Another limitation is that our sample size was small, particularly compared to the important age range studied (4–12 years of age). The acquisition of neuroimaging data can be particularly challenging in children and sample size is a limitation often faced by developmental studies. Studying larger samples restricted to smaller age groups could lead to more specific investigation of the contribution of white matter maturity to EM development.

Third, we used multishell high resolution with state-of-the-art methods for modeling crossing/kissing fibers. Still, tract microstructure was assessed by diffusion parameters that depend on tensor modeling, a technique known to have a number of methodological limitations. Past years have seen a surge of methodological development that take benefit from multishell data to estimate fiber microstructure in a way that overcomes some of the traditional limitations associated to tensor estimation, such as estimation of neurite orientation dispersion and density imaging (NODDI), or fiber density and cross-section (Raffelt et al. 2012, 2017). To date, no study investigated memory development using these recent diffusion MRI data analysis techniques.

Fourth, we only focused on a narrow aspect of EM function, i.e. recall tasks from the CVLT-c. Studying the white matter correlates of other EM processes, such as relational memory, context memory, or pattern separation/completion, might provide insightful results regarding memory development, especially in younger populations (see, for instance, Ngo et al. 2017, 2018, 2019). Future studies will benefit from investigating the white matter correlates of a variety of EM processes during development, a topic that has little been studied to this day.

Finally, we did not find relations between ventral CB and fornix microstructure and EM performance, despite the fact that these tracts, particularly the fornix, have been repeatedly associated to EM function in adults. An interesting avenue of research is thus the further investigation of the role of these tracts in EM development. The microstructure of the fornix has been associated with relational memory and context memory (Hodgetts et al. 2017; Schwarb et al. 2019) and with verbal EM recall in the context of normal aging and mild cognitive impairments (Metzler-Baddeley et al. 2011).

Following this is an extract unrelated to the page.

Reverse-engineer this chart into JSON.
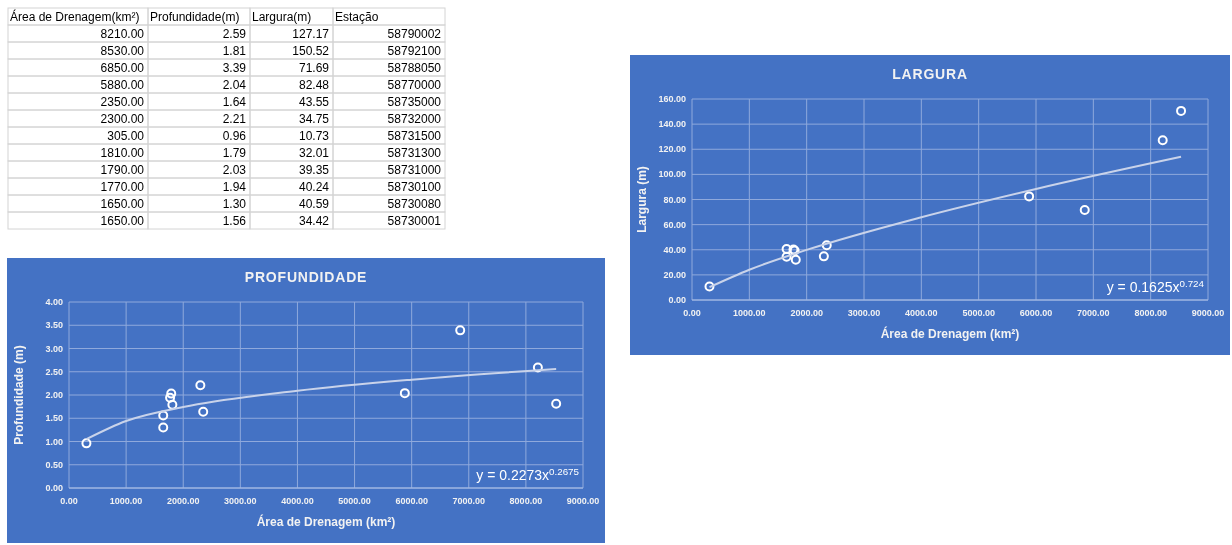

The ventral CB has mainly been associated to object recognition, discrimination, and spatial navigation in animal models (Bubb et al. 2018) and to EM performance in pathological contexts in human adults (Metzler-Baddeley, Hunt, et al. 2012; Metzler-Baddeley, Jones, et al. 2012). The cognitive demands of EM recall tasks used here could hence not rely on the fornix and the ventral CB in the context of healthy development. This hypothesis is purely speculative given that the relation of these two tracts to EM have been understudied in children.

Conclusion

We described multivariate associations between the microstructure of the UF and the dorsal CB and EM recall. These associations could be described in terms of interindividual differences of tract maturity. The progressive maturation of these two tracts is therefore likely to contribute to the gradual unfolding of EM function during childhood. Furthermore, these tracts were associated to distinct aspects of EM function. Our results also suggest that these two tracts could be involved in EM function early during development. This calls for further research to determine more precisely the contribution of white matter microstructure on EM development and function.